Pero otra verdad histórica, Mandela hubiera agregado, era que el resto de
España había aportado mucho a Cataluña, y Cataluña había aportado mucho al
resto de España. Unidos somos todos más fuertes. Hay mucho más que nos une de
lo que nos divide. Los puntos de encuentro cultural son innumerables,
empezando, hubiera dicho con una amplia sonrisa, por una selección de fútbol
campeona del mundo en la que más de la mitad de los jugadores son del Barça y
sin olvidar, por supuesto, el cava y el jamón. Mandela hubiera reconocido que,
sin estar él necesariamente de acuerdo, era capaz de entender el punto de vista
de aquellos que exigían la secesión o un reparto del pastel económico más
favorable a Cataluña. Por eso lo necesario sería dialogar, oír la voz del
pueblo catalán, buscar soluciones en las que quizá todos tendrían que ceder un
poco, pero, al final, todos saldrían ganando.
Un discurso
así, que sin duda es el que hubiera hecho Mandela en tales circunstancias, y el
voto independentista catalán caería en picado en la siguiente encuesta. Además
seguiría cayendo porque Mandela no se quedaría satisfecho con el triunfo
retórico de un día, sino que en todos sus gestos y todas sus acciones a lo
largo de su mandato demostraría a los catalanes lo que todos los pueblos y
todos los individuos exigen: respeto.
Para ser un
gran estadista hay que ser generoso y no mezquino, visionario y no
cortoplacista, pragmático y no partidario
Bill Keller, en
su artículo para el New York Times, dijo que sería interesante “imaginar
cómo la presidencia de Obama podría ser diferente si hubiera hecho las cosas a
la manera de Mandela”. Keller resaltó el genio negociador de Mandela y su
claridad de principios: poseer el don elemental político de la persuasión y, con
los ojos puestos en el objetivo central, entender dónde hay espacio para poder
hacer concesiones, y dónde no. Por ejemplo, en las constantes y frustrantes
batallas que Obama ha librado con el Congreso no ha podido lograr un
acercamiento y una relación de simpatía mutua con los dirigentes republicanos.
Mandela hubiera identificado a los republicanos más influyentes, les hubiera
invitado a la Casa Blanca, les hubiera servido, con sus propias manos, té o
café, hubiera hecho bromas, hubiera destacado los intereses en común y,
sutilmente poniéndolos contra la pared, hubiera apelado a su patriotismo y
responsabilidad social.
¿Que estamos
hablando de entornos nacionales muy diferentes, de culturas políticas
distintas?
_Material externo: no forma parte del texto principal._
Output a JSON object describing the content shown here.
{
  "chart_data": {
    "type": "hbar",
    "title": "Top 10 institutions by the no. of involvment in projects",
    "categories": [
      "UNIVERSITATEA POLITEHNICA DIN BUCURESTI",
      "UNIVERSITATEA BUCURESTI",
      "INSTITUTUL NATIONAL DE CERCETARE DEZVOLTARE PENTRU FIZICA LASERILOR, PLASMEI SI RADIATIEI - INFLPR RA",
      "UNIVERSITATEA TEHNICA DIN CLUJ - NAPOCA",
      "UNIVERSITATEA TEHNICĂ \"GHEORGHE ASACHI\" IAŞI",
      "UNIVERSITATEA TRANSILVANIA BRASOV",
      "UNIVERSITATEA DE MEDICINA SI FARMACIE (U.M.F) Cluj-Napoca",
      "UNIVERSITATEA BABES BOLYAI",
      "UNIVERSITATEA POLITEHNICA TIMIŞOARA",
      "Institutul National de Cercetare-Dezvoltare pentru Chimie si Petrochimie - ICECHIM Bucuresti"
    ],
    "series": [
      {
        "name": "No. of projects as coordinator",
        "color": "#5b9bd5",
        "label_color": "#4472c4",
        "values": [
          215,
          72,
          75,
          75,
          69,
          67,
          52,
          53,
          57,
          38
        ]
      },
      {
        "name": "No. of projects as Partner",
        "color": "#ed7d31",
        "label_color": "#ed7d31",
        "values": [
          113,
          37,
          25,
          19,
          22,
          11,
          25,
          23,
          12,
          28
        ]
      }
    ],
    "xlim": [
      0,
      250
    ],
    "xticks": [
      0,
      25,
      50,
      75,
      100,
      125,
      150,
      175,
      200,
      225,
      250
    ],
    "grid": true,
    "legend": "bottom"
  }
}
Sí, pero Mandela se metió en el bolsillo a los derechistas blancos
de su país, gente racista y temerosa que preparaba una guerra civil para acabar
con su proyecto democrático. Comparado con eso, como escribió Keller, “el Tea
Party es, bueno, un tea party”.
El reto de
Morsi ha sido mayor. Pero el principio es el mismo. Los grandes estadistas, los
que pasan a la historia como Mandela y Abraham Lincoln, son los que aspiran a
unificar sus pueblos. Eso es lo que deberían intentar hacer en sus diferentes
contextos Obama, Rajoy, Recep Tayyip Erdogan en Turquía, Nicolás Maduro en
Venezuela, Cristina Kirchner en Argentina, Enrique Peña Nieto en México, y
todos los dirigentes del mundo cuyos países sufren las consecuencias de la
ceguera ideológica, la división social o un pasado reciente complicado, con
heridas aún por cicatrizar. Para eso hay que desear poner el bien común por
delante de cualquier otro interés, ser generoso y no mezquino, visionario y no
cortoplacista, pragmático y no partidario. El ejemplo de Mandela, ante todo un
ser político y no —como él siempre quiso recordar— un santo, demuestra que sí,
se puede.”
Sí, un líder
debe ser generoso y no mezquino, visionario y no cortoplacista, pragmático y no
partidista. En la revista Tiempo, el
suplemento Mandela. El legado de un mito (52
páginas), el documental Mandela. Hijo de
África, padre de una nación y la miniserie Mandela con Danny Glover en el papel protagonista.
Teníamos que
haber aprendido más de Madiba, de su maravillosa forma de hacer política, y
haber elegido a líderes con perspectiva histórica, grandeza y amplitud de
miras. Me temo que, como en el caso de Gandhi, de Martin Luther King y de
Teresa de Calcuta, no hemos aprendido lo suficiente como para no repetir los
mismos errores.
Mi gratitud a
l@s líderes más nobles. Ojalá aprendiéramos que el estilo de Mandela es la
mejor forma de dirigir a una organización o a un pueblo.